One of the most significant dangers of COVID-19 is that people can walk around infected with the virus without any symptoms, not knowing they're exposing others. That in turn raises the risk of community exposure, and the potential for surges that overwhelm hospitals and lead to a preventable loss of life.
Masks are not foolproof; you have to wear them and handle them properly to get the benefits. But if everyone wears masks consistently, the chance of community transmission decreases significantly.
If you can't tell if you're sick, you owe it to your friends and neighbors to wear a mask to lower the chance that the virus might spread to them. It's a considerate, decent and neighborly thing to do — and in no way an infringement upon your civil liberties.
If you have family members or loved ones at home who are older, or have compromised immune systems or conditions that make COVID-19 more dangerous, you want to know that people you meet at a store aren't exposing you to the virus.
And certainly the people working in stores — many of them for minimum wage — deserve to be treated like they matter. Wearing a mask tells the person who's ringing up your purchases that you have respect for their basic human right to be healthy.
There's an economic case for masks, too. At some point, the out-of-state visitors upon whom Vermont's economy depends will return to our businesses, restaurants and inns. Those visitors come from bordering and nearby states with high infection rates: New York, New Jersey, Connecticut, and Massachusetts.
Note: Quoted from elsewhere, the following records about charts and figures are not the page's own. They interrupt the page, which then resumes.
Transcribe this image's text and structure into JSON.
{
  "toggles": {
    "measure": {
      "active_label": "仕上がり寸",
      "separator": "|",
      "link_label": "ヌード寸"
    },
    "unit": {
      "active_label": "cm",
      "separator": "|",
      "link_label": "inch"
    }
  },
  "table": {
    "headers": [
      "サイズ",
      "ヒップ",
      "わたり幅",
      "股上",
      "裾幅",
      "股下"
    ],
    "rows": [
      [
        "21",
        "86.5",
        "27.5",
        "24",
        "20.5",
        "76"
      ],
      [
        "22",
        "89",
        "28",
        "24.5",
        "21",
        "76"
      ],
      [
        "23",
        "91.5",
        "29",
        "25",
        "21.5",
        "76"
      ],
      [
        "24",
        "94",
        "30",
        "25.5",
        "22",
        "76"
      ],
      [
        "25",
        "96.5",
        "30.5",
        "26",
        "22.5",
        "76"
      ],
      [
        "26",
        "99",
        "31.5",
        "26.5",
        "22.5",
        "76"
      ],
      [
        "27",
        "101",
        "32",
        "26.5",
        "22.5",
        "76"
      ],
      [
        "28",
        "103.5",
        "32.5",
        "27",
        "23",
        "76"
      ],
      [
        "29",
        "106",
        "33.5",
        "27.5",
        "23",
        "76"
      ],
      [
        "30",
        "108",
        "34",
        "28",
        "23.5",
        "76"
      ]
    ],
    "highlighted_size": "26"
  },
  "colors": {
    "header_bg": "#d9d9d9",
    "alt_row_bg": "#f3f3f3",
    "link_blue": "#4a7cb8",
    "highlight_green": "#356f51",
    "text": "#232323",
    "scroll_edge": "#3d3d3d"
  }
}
When our guests arrive, they might not know if they are sick, and Vermonters won't know, either. And there's no telling if they have quarantined themselves for 14 days. We need to treat those people with the hospitality that made our state a bucket list destination, not scare them away with mistrust based upon the color of their license plates. And we also need our guests to respect our health and safety as we respect theirs. Masks help us achieve these goals.
Some might wonder how we enforce a "no mask, no service" rule.
But human nature tells us that people observe the rules and don't always follow suggestions. Think about motorcycle helmet use in states where helmets aren't the law -- how many times do you see a rider wearing a helmet in New Hampshire?
Most people play by the rules, either because they understand the reasons for the rules, or because they don't want to get caught.
Some people would insist on not wearing masks, but there are always going to be people who think rules are for other people.
If Gov. Scott makes it a rule that everyone has to wear a mask, it will be a lot more effective than merely making it a friendly suggestion. And "effective" is what we need to beat this thing.
As of this writing, the coronavirus has infected more than 1 million Americans and killed more than 80,000 people. We in Vermont have been fortunate, but part of that fortune is our own dogged commitment to staying home and staying safe, wearing masks when we go out, practicing social distancing, and washing our hands.
We're in this together, and this is not the time to let up.